The key is to be able to cherry pick the winners early, which they do using a framework called, “Signal of Clinical Activity.” While in small patient studies, the development teams look for big signals that show the risk is worth taking. For example, in the case of Comirnaty, the initial studies showed a very high level of neutralizing antibodies and good tolerability for a vaccine.
Of course, in order to have confidence to accelerate R&D, you must have strong success rates—something Dr. Dolsten has also worked to improve. Over the past 10 years, he helped turn what was a less than 10% R&D success rate from leaving the lab to getting an approval to about 20%. Furthermore, he improved Pfizer’s success rate when leaving Phase 2 from below 20% to 50%.

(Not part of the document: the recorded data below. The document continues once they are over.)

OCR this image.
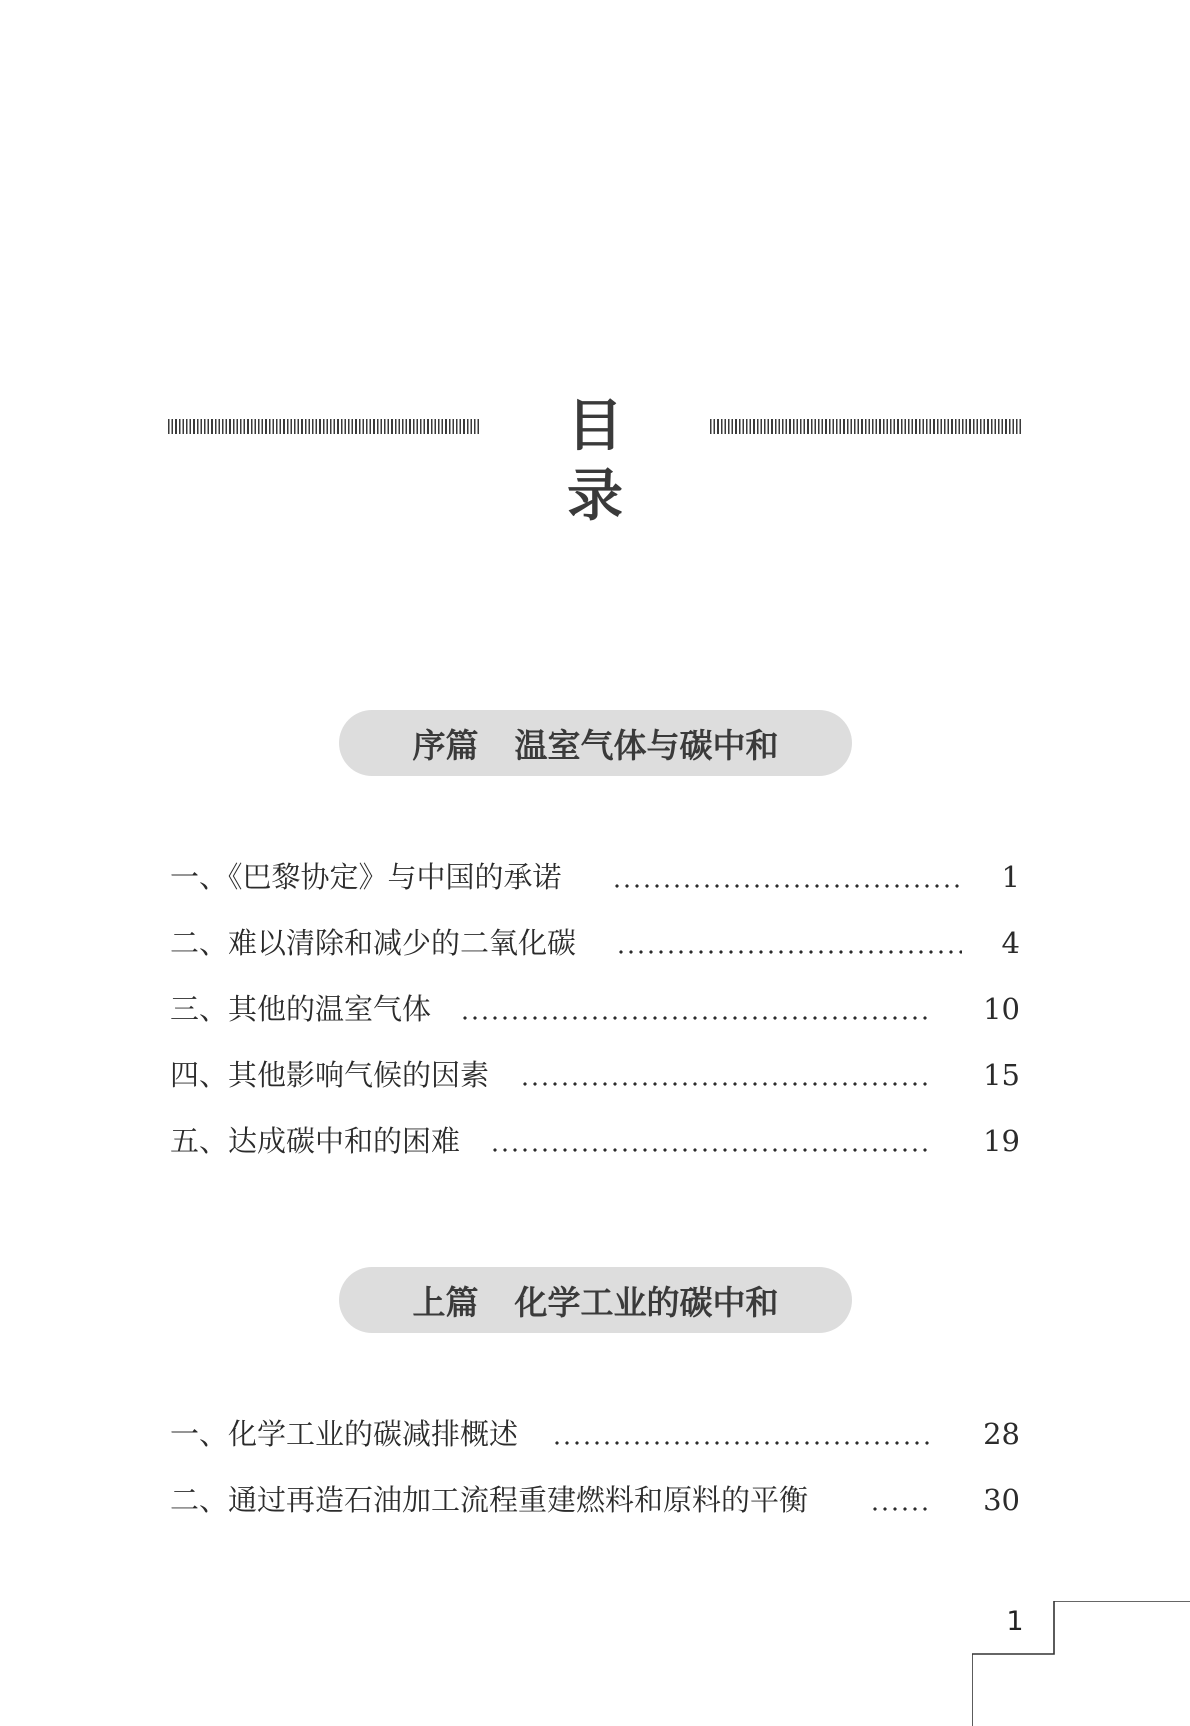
目录
序篇 温室气体与碳中和
一、《巴黎协定》与中国的承诺	1
二、难以清除和减少的二氧化碳	4
三、其他的温室气体	10
四、其他影响气候的因素	15
五、达成碳中和的困难	19
上篇 化学工业的碳中和
一、化学工业的碳减排概述	28
二、通过再造石油加工流程重建燃料和原料的平衡	30
1
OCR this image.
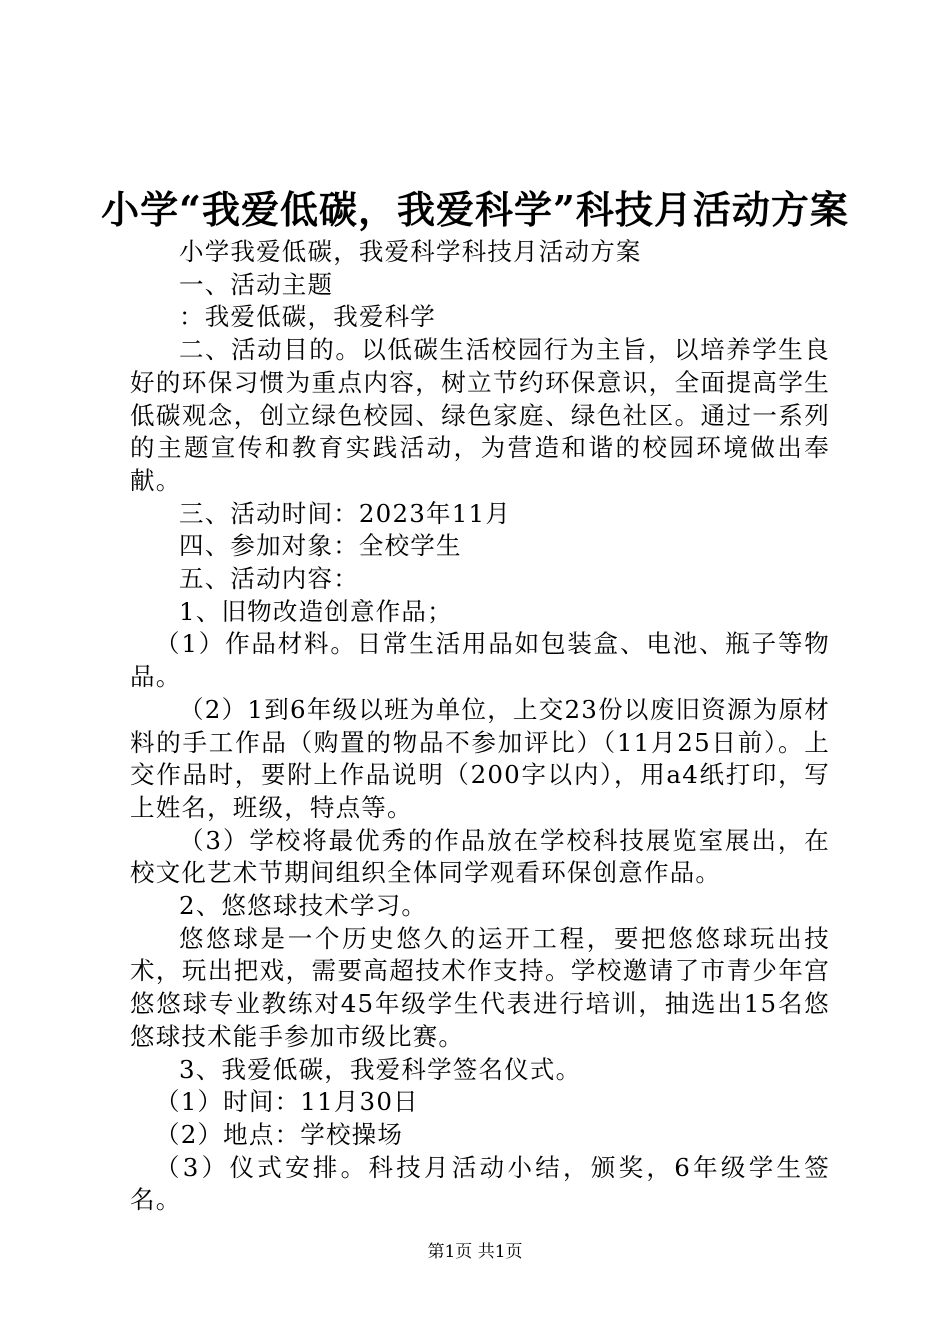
小学“我爱低碳，我爱科学”科技月活动方案

小学我爱低碳，我爱科学科技月活动方案

一、活动主题

：我爱低碳，我爱科学

二、活动目的。以低碳生活校园行为主旨，以培养学生良好的环保习惯为重点内容，树立节约环保意识，全面提高学生低碳观念，创立绿色校园、绿色家庭、绿色社区。通过一系列的主题宣传和教育实践活动，为营造和谐的校园环境做出奉献。

三、活动时间：2023年11月

四、参加对象：全校学生

五、活动内容：

1、旧物改造创意作品；

（1）作品材料。日常生活用品如包装盒、电池、瓶子等物品。

（2）1到6年级以班为单位，上交23份以废旧资源为原材料的手工作品（购置的物品不参加评比）（11月25日前）。上交作品时，要附上作品说明（200字以内），用a4纸打印，写上姓名，班级，特点等。

（3）学校将最优秀的作品放在学校科技展览室展出，在校文化艺术节期间组织全体同学观看环保创意作品。

2、悠悠球技术学习。

悠悠球是一个历史悠久的运开工程，要把悠悠球玩出技术，玩出把戏，需要高超技术作支持。学校邀请了市青少年宫悠悠球专业教练对45年级学生代表进行培训，抽选出15名悠悠球技术能手参加市级比赛。

3、我爱低碳，我爱科学签名仪式。

（1）时间：11月30日

（2）地点：学校操场

（3）仪式安排。科技月活动小结，颁奖，6年级学生签名。

第1页 共1页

“Now with a 50% success rate—and the track record and organization behind it—if something big comes up, we can move swiftly to the last phase of R&D process, the pivotal study and registration,” Dr. Dolsten explains.
More Moonshots to Come
So, what are the next big things Pfizer is working on? One area is its elranatamab novel immuno-oncology agent for multiple myeloma, an investigational B-cell maturation antigen (BCMA) CD3-targeted bispecific antibody that they think may have an opportunity for a curative outcome. The company also recently received FDA Breakthrough Therapy Designation for their respiratory syncytial virus (RSV) vaccine candidate, PF-06928316 or RSVpreF. And Pfizer is working with other companies to combine technologies and experience to develop new cancer treatments, including a partnership with Arvinas on its Protac (PROteolysis TArgeting Chimera) estrogen receptor protein degrader to fight breast cancer and Astellas to develop Xtandi as a treatment for men with DNA damage response (DDR)-deficient metastatic castration-sensitive prostate cancer (mCSPC).
“How do you go beyond the moon to the planet of Mars,” Dr. Dolsten asks. “I think it’s focusing your capabilities on really big problems to solve. Some of them might be removing fear for cancer by early intervention that can lead to cure, integrating diagnostics, and new treatment algorithms.”
Dr. Dolsten is also excited by the progress Pfizer is making in the area of precision medicine targeting some new oncogene pathways such as BRAF2 and MEK2. He also sees promise in genetic medicine, where the company is working on gene therapies for areas such as hemophilia, Duchenne muscular dystrophy, and many other applications. Plus, he says the mRNA platform that proved successful for Comirnaty is going to be foundational in many other areas, including combined vaccines. But he also warns that we can’t get too complacent with COVID-19 yet, which is why the company is still working on highly active regimens of the vaccine for young children and the next generation of the vaccine that will deal with the many mutants of SARS-CoV-2 and could be ready by fall 2022.
“There are many big problems to solve, including ones in inflammation, metabolism, and new pandemic preparedness, so there are many more moonshots to come that will be far beyond what is currently in our imagination,” Dr. Dolsten says. “I’m optimistic this will be another decade of tremendous progress, and particularly for those groups willing to invest in taking risks, going for the big leap, and not just being incremental. That’s what we strive to be at Pfizer.”